Kurly Pay · 2022.09 — 2023.12

Instances Failing to Start After Deployment

  • Resolved intermittent startup failures by separating the responsibilities of startupProbe and livenessProbe

Issue

  • After deployment, instances intermittently failed to start normally
  • Investigation showed the health check interval was too short at 1 minute, causing intermittent failures during initial startup

Analysis

In the logs, I found a pattern of repeated restarts occurring anywhere from a few minutes to as long as every 30 minutes.

Restart log pattern

Logs showing the repeated pod restart pattern after deployment.

Checking with DevOps, the k8s pod’s health check interval was 1 minute, and the structure automatically restarted the pod if application startup took longer than 1 minute.
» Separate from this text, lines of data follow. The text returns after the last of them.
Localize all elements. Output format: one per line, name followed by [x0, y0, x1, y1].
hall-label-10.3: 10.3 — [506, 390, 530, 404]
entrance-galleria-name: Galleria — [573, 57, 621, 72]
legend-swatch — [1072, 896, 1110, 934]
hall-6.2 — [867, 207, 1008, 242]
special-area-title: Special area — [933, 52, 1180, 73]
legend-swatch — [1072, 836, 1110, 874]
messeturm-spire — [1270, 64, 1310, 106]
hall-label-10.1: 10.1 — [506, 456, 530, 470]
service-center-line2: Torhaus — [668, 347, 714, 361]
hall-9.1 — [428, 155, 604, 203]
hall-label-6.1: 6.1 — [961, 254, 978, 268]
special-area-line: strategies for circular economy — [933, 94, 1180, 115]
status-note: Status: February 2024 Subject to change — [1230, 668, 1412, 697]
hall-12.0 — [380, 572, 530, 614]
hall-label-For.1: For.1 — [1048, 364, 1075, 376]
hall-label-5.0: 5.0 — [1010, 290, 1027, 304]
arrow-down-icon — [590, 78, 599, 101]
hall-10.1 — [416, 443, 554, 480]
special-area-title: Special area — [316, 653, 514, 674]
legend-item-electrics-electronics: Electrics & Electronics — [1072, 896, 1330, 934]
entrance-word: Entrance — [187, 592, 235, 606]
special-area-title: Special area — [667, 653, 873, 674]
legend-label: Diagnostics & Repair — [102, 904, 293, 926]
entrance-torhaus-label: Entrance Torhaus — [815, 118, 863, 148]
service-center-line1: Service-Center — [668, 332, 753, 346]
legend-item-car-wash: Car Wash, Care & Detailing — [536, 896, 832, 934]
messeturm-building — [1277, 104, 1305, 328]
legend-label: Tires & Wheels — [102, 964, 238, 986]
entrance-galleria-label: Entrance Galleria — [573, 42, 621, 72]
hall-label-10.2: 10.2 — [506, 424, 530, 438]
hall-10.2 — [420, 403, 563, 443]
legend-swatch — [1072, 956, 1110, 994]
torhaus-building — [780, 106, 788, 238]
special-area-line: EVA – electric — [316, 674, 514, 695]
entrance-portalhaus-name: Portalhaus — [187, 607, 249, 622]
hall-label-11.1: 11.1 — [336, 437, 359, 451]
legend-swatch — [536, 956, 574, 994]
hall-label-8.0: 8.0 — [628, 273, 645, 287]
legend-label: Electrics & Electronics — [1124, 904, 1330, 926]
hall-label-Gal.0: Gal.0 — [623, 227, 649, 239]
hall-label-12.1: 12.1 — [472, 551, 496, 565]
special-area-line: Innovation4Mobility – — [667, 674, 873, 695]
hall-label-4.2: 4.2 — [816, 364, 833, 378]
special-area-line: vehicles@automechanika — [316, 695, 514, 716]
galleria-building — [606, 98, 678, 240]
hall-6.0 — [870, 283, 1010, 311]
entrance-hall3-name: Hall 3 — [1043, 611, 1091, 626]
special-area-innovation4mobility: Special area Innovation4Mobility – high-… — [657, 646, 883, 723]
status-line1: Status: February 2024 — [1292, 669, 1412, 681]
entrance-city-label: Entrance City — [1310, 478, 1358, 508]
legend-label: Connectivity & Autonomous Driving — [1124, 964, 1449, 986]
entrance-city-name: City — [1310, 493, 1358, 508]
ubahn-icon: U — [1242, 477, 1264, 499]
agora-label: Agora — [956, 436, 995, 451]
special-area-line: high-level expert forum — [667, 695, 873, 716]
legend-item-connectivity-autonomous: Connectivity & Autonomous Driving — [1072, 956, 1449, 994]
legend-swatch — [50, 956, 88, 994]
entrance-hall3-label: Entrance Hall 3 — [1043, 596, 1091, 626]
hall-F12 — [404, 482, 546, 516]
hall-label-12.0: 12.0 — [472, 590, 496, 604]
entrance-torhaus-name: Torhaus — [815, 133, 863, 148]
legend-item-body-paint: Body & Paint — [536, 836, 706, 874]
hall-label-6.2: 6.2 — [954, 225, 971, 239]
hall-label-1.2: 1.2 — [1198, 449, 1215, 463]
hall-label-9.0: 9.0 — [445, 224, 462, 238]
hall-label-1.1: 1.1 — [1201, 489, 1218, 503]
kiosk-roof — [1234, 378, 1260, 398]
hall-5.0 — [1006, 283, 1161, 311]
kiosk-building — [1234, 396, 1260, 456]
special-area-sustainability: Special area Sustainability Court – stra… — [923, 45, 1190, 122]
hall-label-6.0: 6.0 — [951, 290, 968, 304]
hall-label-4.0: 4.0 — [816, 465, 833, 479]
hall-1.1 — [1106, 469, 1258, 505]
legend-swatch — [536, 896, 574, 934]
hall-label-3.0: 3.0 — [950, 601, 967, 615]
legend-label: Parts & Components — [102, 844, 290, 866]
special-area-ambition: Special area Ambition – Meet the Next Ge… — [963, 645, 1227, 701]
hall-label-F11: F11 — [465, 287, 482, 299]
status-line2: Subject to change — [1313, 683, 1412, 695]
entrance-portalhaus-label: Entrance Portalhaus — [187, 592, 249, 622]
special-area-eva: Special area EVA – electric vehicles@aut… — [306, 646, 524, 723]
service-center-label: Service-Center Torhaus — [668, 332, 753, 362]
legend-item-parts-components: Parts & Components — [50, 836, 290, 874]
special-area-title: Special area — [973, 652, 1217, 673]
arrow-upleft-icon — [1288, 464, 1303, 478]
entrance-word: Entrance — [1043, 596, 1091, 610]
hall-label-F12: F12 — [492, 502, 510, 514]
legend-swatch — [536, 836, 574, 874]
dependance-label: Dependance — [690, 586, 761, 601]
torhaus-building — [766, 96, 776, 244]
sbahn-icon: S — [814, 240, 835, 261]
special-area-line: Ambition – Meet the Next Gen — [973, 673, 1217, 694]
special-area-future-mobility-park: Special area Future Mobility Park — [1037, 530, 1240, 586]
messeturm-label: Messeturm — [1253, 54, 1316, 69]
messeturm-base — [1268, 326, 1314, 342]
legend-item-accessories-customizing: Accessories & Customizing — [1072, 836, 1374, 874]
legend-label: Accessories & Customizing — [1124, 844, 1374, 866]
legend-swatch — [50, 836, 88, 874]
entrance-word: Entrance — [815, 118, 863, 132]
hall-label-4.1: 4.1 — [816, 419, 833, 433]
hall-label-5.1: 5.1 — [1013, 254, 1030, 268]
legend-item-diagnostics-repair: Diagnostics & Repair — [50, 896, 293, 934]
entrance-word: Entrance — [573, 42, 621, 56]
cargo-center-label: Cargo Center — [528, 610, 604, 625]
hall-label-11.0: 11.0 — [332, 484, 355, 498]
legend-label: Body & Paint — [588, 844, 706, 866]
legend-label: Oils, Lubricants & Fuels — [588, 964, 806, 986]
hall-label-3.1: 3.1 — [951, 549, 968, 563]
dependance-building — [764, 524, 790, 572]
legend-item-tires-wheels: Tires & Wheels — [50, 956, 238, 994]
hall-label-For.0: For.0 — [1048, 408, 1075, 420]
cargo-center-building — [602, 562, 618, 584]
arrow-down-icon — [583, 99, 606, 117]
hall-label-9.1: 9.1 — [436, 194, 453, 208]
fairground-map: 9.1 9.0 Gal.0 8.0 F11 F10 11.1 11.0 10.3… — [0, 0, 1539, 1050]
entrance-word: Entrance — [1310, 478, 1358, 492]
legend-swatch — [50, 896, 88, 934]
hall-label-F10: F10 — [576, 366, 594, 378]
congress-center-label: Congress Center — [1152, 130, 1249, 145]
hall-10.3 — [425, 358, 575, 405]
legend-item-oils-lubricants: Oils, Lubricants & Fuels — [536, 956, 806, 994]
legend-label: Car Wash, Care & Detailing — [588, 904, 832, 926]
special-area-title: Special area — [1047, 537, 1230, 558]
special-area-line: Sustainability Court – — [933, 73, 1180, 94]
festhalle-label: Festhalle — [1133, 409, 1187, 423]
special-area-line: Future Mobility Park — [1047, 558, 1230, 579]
Increasing the health check to 2 minutes was a temporary fix, but the root cause remained.

8/6 recurrence analysis

Analysis of the 8/6 recurrence tied to the 1-minute health check interval.

Improvement

I resolved it by separating the responsibilities of startup-time and runtime state checks.

  • Adjusted the startupProbe to grant a longer grace period only during initial startup
  • Kept the livenessProbe, which checks subsequent state, unchanged

Brief summary (cause and resolution)

Brief summary: a slow, heavy startup exceeding the 1-minute health check caused repeated pod restarts.